RAPID CITY, S.D. — The Rapid City Police Department says it’s working on training its staff on “Trauma Informed Policing” as part of an initiative to improve the Department’s relationship with the Native American community.

The training is a component of the RCPD’s Collective Healing Demonstration Site Initiative (CHDSI).

In 2018, the International Association of Chiefs of Police (IACP), in conjunction with the U.S. Department of Justice and the Office for Victims of Crime, provided grants to five separate areas where community and police tensions are high.

The grants were highly competitive, and the Rapid City Police Department was chosen in part because of its efforts to connect with local community-based organizations that provide mental health and victim services.

Chief of Police Karl Jegeris with Dr. Craig Howe of the Center for American Indian Research and Native Studies (CAIRNS). CAIRNS recently launched the Takuwe exhibit at the Dahl Arts Center, which focuses on the Wounded Knee Massacre and will be on display through May 18. Photo Courtesy of the Rapid City Police Department.

A large part of the CHDSI initiative is training officers on the traumatic reality that Native Americans have endured for generations.

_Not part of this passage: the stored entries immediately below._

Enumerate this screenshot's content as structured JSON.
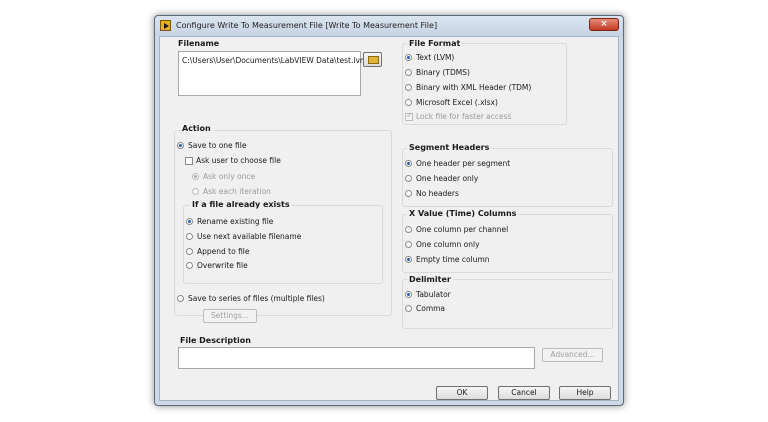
{
  "window": {
    "title": "Configure Write To Measurement File [Write To Measurement File]",
    "close_glyph": "×"
  },
  "filename": {
    "heading": "Filename",
    "value": "C:\\Users\\User\\Documents\\LabVIEW Data\\test.lvm"
  },
  "action": {
    "heading": "Action",
    "save_one": "Save to one file",
    "ask_user": "Ask user to choose file",
    "ask_once": "Ask only once",
    "ask_each": "Ask each iteration",
    "exists_heading": "If a file already exists",
    "rename": "Rename existing file",
    "use_next": "Use next available filename",
    "append": "Append to file",
    "overwrite": "Overwrite file",
    "save_series": "Save to series of files (multiple files)",
    "settings": "Settings..."
  },
  "file_format": {
    "heading": "File Format",
    "text": "Text (LVM)",
    "binary": "Binary (TDMS)",
    "binary_xml": "Binary with XML Header (TDM)",
    "excel": "Microsoft Excel (.xlsx)",
    "lock": "Lock file for faster access"
  },
  "segment_headers": {
    "heading": "Segment Headers",
    "per_segment": "One header per segment",
    "one_only": "One header only",
    "none": "No headers"
  },
  "x_value": {
    "heading": "X Value (Time) Columns",
    "per_channel": "One column per channel",
    "one_only": "One column only",
    "empty": "Empty time column"
  },
  "delimiter": {
    "heading": "Delimiter",
    "tab": "Tabulator",
    "comma": "Comma"
  },
  "description": {
    "heading": "File Description",
    "value": "",
    "advanced": "Advanced..."
  },
  "buttons": {
    "ok": "OK",
    "cancel": "Cancel",
    "help": "Help"
  }
}
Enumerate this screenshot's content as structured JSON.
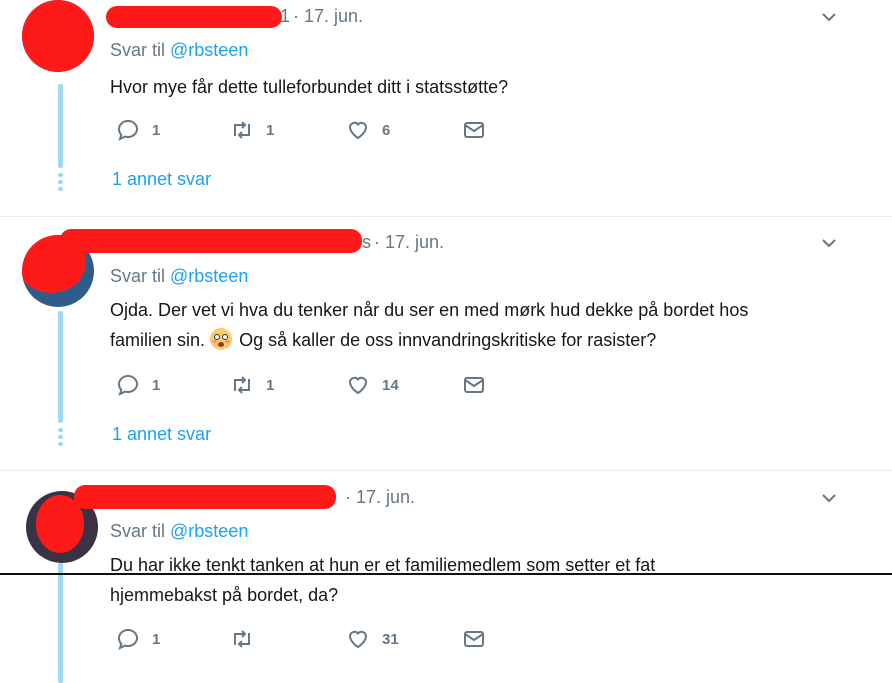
{
  "tweets": [
    {
      "name_suffix": "1",
      "date": "· 17. jun.",
      "reply_prefix": "Svar til",
      "reply_handle": "@rbsteen",
      "text_line1": "Hvor mye får dette tulleforbundet ditt i statsstøtte?",
      "replies": "1",
      "retweets": "1",
      "likes": "6",
      "more_replies": "1 annet svar"
    },
    {
      "name_suffix": "s",
      "date": "· 17. jun.",
      "reply_prefix": "Svar til",
      "reply_handle": "@rbsteen",
      "text_line1": "Ojda. Der vet vi hva du tenker når du ser en med mørk hud dekke på bordet hos",
      "text_line2_a": "familien sin.",
      "text_line2_b": "Og så kaller de oss innvandringskritiske for rasister?",
      "replies": "1",
      "retweets": "1",
      "likes": "14",
      "more_replies": "1 annet svar"
    },
    {
      "name_suffix": "",
      "date": "· 17. jun.",
      "reply_prefix": "Svar til",
      "reply_handle": "@rbsteen",
      "text_line1": "Du har ikke tenkt tanken at hun er et familiemedlem som setter et fat",
      "text_line2": "hjemmebakst på bordet, da?",
      "replies": "1",
      "retweets": "",
      "likes": "31"
    }
  ],
  "colors": {
    "accent": "#1da1f2",
    "muted": "#657786",
    "redaction": "#ff1a1a",
    "thread": "#9fd8f2"
  },
  "icons": [
    "reply-icon",
    "retweet-icon",
    "like-icon",
    "message-icon",
    "chevron-down-icon"
  ]
}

According to Rapid City Police Chief Karl Jegeris, “Rapid City officers face generationally-transmitted cultural distrust of the government and racial tension attributed to historic incidents, such as the Wounded Knee Massacre, and unresolved treaty issues. Part of our trauma informed policing strategy is an acknowledgement of the historical truths, and understanding of how this historical trauma impacts police and public interactions.”

The Department has teamed up with Dr. Craig Howe of the Center for American Indian Research and Native Studies (CAIRNS) to help understand how historical trauma plays into the relationship between law enforcement and the community.

Dr. Howe is a renowned scholar on Native American studies and works with different organizations and schools to help develop cultural awareness and understanding.

Jegeris says the ultimate goal of the initiative is to not only ease police-community tensions, but also to help protect Native American community members from crime and victimization.

“Our hope is to improve community relations by taking time to understand some of root causes of current anger and distrust, so we can better serve our community, and ultimately reduce the higher degree victimization of women and children that occurs within the Native American community.”

Native Americans represent a disproportionately high number of crime victims in the Rapid City area. Additionally, Native American women are almost twice as likely to be victims of a violent crime than white females.

Jegeris says the ultimate goal of the initiative is to make sure the entire Rapid City police force is privy to the history of the community, “Our next large step towards our trauma informed policing strategy is a trauma informed and historical trauma training to every sworn officer in our Department.”